Recommendation for Kids with Obesity, 26 Hours of Lifestyle Intervention

At that regular doctors appointment, it’s important that kids get screened for obesity and if they are diagnosed, an intense healthy lifestyle intervention can help. The new recommendations from The US Preventive Services Task Force (USPSTF), published in JAMA, emphasize the importance of weight management throughout life.

Approximately 17 percent of children and teenagers in the United States are obese, and almost a third are overweight. Kids with too much body fat stand a greater chance of growing into adults with overweight and obesity, and that means higher risk of many diseases, including cancers.

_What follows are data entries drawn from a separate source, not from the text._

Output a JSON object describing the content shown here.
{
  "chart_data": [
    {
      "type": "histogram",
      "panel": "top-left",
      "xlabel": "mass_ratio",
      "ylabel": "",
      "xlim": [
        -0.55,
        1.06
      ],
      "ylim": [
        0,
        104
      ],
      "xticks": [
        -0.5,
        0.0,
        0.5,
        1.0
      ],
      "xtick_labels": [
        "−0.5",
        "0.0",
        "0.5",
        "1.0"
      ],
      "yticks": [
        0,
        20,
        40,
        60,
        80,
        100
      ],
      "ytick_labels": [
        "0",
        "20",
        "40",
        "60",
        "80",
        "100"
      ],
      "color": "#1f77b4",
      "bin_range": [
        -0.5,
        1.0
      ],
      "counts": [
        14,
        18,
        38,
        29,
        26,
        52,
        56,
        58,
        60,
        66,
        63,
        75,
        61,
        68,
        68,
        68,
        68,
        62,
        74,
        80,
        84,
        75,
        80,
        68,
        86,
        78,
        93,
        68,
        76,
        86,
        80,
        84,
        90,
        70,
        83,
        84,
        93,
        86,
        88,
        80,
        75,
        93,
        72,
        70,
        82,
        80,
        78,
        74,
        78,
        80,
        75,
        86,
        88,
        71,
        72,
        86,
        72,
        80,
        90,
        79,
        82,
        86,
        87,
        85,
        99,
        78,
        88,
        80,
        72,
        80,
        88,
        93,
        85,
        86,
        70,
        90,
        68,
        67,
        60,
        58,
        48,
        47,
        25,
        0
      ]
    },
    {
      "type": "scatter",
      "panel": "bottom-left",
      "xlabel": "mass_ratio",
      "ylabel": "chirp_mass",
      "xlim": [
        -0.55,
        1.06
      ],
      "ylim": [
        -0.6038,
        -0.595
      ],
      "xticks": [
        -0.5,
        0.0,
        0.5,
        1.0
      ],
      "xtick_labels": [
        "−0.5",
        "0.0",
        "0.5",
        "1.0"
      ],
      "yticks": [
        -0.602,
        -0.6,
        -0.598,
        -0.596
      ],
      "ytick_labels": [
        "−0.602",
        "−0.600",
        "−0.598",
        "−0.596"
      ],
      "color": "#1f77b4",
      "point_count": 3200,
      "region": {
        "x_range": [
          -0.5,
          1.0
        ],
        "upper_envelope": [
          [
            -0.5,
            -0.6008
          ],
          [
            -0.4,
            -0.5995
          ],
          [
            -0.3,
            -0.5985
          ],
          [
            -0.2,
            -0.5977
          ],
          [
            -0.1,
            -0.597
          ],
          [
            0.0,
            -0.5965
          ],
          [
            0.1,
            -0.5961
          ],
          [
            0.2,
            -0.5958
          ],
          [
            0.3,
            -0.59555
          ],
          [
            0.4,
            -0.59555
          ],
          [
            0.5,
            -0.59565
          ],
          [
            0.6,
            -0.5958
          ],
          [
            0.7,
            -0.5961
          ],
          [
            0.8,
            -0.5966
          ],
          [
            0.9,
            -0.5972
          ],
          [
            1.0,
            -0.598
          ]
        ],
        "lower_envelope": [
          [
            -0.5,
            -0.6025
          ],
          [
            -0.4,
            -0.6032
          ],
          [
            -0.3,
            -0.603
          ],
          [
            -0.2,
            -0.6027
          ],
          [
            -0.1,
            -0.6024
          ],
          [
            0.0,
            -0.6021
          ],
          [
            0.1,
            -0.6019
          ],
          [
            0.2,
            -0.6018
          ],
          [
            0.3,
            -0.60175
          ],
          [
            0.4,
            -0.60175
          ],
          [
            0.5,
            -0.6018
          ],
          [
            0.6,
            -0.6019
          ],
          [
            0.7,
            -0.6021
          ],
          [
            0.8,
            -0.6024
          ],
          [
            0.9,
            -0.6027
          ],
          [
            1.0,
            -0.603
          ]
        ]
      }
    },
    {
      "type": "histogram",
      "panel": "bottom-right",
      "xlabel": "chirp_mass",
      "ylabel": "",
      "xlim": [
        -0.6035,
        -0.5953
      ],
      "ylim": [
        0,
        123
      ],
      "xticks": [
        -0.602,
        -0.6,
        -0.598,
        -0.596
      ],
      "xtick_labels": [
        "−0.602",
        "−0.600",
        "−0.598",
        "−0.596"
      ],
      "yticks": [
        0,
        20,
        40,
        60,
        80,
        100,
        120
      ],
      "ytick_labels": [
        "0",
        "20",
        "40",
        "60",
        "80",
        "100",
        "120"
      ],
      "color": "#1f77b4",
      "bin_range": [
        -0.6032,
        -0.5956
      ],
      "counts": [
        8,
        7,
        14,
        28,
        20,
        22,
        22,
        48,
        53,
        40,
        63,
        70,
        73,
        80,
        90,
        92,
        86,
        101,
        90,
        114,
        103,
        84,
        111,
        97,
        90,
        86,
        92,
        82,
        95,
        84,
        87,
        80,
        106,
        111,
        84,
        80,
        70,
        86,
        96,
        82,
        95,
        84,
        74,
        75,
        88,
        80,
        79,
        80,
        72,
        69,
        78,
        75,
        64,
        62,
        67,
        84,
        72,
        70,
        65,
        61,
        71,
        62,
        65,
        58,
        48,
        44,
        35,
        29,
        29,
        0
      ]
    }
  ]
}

AICR research shows that overweight and obesity increases the risk of 11 cancers. Aside from not smoking, staying at a healthy weight is the single largest lifestyle factor to prevent cancer.

The new Task Force recommendations update the evidence from their 2010 findings, after reviewing the research on detecting and treating obesity among children ages 6 and older.

The way to screen for obesity is by assessing BMI, or body mass index, they say. Obesity is defined as a BMI at or above the 95th percentile for a child’s age and sex.

To help those kids with obesity lose weight, evidence pointed to participating in a behavioral intervention for at least 26 hours. All of the behavioral interventions that were most effective included parents and delivered basic information about healthy eating and physical activity.  The effective interventions also consisted of multiple components, such as sessions with the parents, tips on reading nutrition labels and goal setting, along with information on healthy eating and safe exercising.

There is not yet enough evidence to offer a recommendation on giving metformin or other medications for weight loss, the Task Force concluded.

The USPSTF is made up of an independent panel of national experts – their findings often form the basis of government guidelines.

In an editorial in the same issue of JAMA, researchers at the Johns Hopkins University School of Medicine point out the need for primary prevention programs and policies that help reverse the obesity epidemic.

Clinical approaches must be coupled with population-wide primary prevention strategies, they write. Policies that affect the way foods such as sugar-sweetened beverages are marketed to children and families have contributed to population-level obesity trends, and neighborhood walkability, healthy food availability, and safety influence obesity risk and also may contribute to disparities.

As the Task Force authors also note, there are many contributors to overweight and obesity and many strategies that can help. The CDC recommends 24 community strategies to prevent obesity, such as promoting breastfeeding, promoting access to affordable healthy food and beverages and fostering physical activity among children.